INSERT INTO heap_table (id, fname, lname, address1, address2, city, state, zip) 
SELECT i, 'Jon_' || i, 'Roberts_' || i, i || ' Main Street', 'Apartment ' || i, 'New York', 'NY', i::text
FROM generate_series(1, 10000) AS i;

ANALYZE heap_table;

SELECT sotdsize
FROM gp_toolkit.gp_size_of_table_disk
WHERE sotdschemaname = 'public'
AND sotdtablename = 'heap_table';

1114112

So it uses 1,114,112 bytes in my small single node test for this generated data of 10,000 records.

AO
AO storage was originally designed to be Append Only but starting with Greenplum version 4.3, these tables became Append Optimized because the tables now allow UPDATE and INSERT like a HEAP table but retain the efficient storage.

Create the same table and data but as an AO table.

CREATE TABLE ao_table
(id int,
 fname text,
 lname text,
 address1 text,
 address2 text,
 city text,
 state text,
 zip text)
WITH (appendonly=true)
DISTRIBUTED BY (id);


INSERT INTO ao_table (id, fname, lname, address1, address2, city, state, zip) 
SELECT i, 'Jon_' || i, 'Roberts_' || i, i || ' Main Street', 'Apartment ' || i, 'New York', 'NY', i::text
FROM generate_series(1, 10000) AS i;

ANALYZE ao_table;

SELECT sotdsize
FROM gp_toolkit.gp_size_of_table_disk
WHERE sotdschemaname = 'public'
AND sotdtablename = 'ao_table';

973016

This is now only using 973,016 bytes or a 12.6% reduction in disk space being used. For large tables, the performance difference will be more noticeable because it will take less time to scan your disks.

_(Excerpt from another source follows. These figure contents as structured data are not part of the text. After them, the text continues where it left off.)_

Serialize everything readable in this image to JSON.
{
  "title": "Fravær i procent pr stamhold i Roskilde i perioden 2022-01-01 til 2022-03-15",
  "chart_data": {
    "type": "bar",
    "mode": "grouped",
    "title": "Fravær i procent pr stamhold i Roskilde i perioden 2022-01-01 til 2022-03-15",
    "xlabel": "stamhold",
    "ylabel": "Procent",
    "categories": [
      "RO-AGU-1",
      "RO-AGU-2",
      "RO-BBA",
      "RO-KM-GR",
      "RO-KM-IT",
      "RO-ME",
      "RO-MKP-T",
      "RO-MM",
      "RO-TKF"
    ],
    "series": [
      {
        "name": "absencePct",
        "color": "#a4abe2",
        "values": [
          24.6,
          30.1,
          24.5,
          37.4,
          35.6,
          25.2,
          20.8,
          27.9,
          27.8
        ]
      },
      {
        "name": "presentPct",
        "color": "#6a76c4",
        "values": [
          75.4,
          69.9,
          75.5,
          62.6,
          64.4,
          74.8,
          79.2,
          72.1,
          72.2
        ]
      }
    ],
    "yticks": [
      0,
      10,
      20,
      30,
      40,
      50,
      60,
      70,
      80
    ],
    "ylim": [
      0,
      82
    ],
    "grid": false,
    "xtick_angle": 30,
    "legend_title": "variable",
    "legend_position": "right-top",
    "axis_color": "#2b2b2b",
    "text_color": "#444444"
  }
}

AO tables also let you compress it where a HEAP table does not. What does that look like?

CREATE TABLE ao_compressed_table
(id int,
 fname text,
 lname text,
 address1 text,
 address2 text,
 city text,
 state text,
 zip text)
WITH (appendonly=true, compresstype=quicklz)
DISTRIBUTED BY (id);


INSERT INTO ao_compressed_table (id, fname, lname, address1, address2, city, state, zip) 
SELECT i, 'Jon_' || i, 'Roberts_' || i, i || ' Main Street', 'Apartment ' || i, 'New York', 'NY', i::text
FROM generate_series(1, 10000) AS i;

ANALYZE ao_compressed_table;

SELECT sotdsize
FROM gp_toolkit.gp_size_of_table_disk
WHERE sotdschemaname = 'public'
AND sotdtablename = 'ao_compressed_table';

234344

Dropped more to 234,344 bytes. This is a huge decrease in disk space being used and measures at another 75.9% reduction! This is trading CPU cycles for IO scans which in most cases, will provide better query times.

In the last test, make the table also column oriented. This is also a feature only available for AO tables.

CREATE TABLE ao_co_compressed_table
(id int,
 fname text,
 lname text,
 address1 text,
 address2 text,
 city text,
 state text,
 zip text)
WITH (appendonly=true, compresstype=quicklz, orientation=column)
DISTRIBUTED BY (id);


INSERT INTO ao_co_compressed_table (id, fname, lname, address1, address2, city, state, zip) 
SELECT i, 'Jon_' || i, 'Roberts_' || i, i || ' Main Street', 'Apartment ' || i, 'New York', 'NY', i::text
FROM generate_series(1, 10000) AS i;

ANALYZE ao_co_compressed_table;

SELECT sotdsize
FROM gp_toolkit.gp_size_of_table_disk
WHERE sotdschemaname = 'public'
AND sotdtablename = 'ao_co_compressed_table';

196840

It dropped again! This time to 196,840 bytes or another 16%.

The total percentage difference between a HEAP table and the AO table that is column oriented and compressed is 82.33%!

Summary
Use AO tables. These are faster than HEAP tables and also let you compress and column orient your larger tables for even better performance.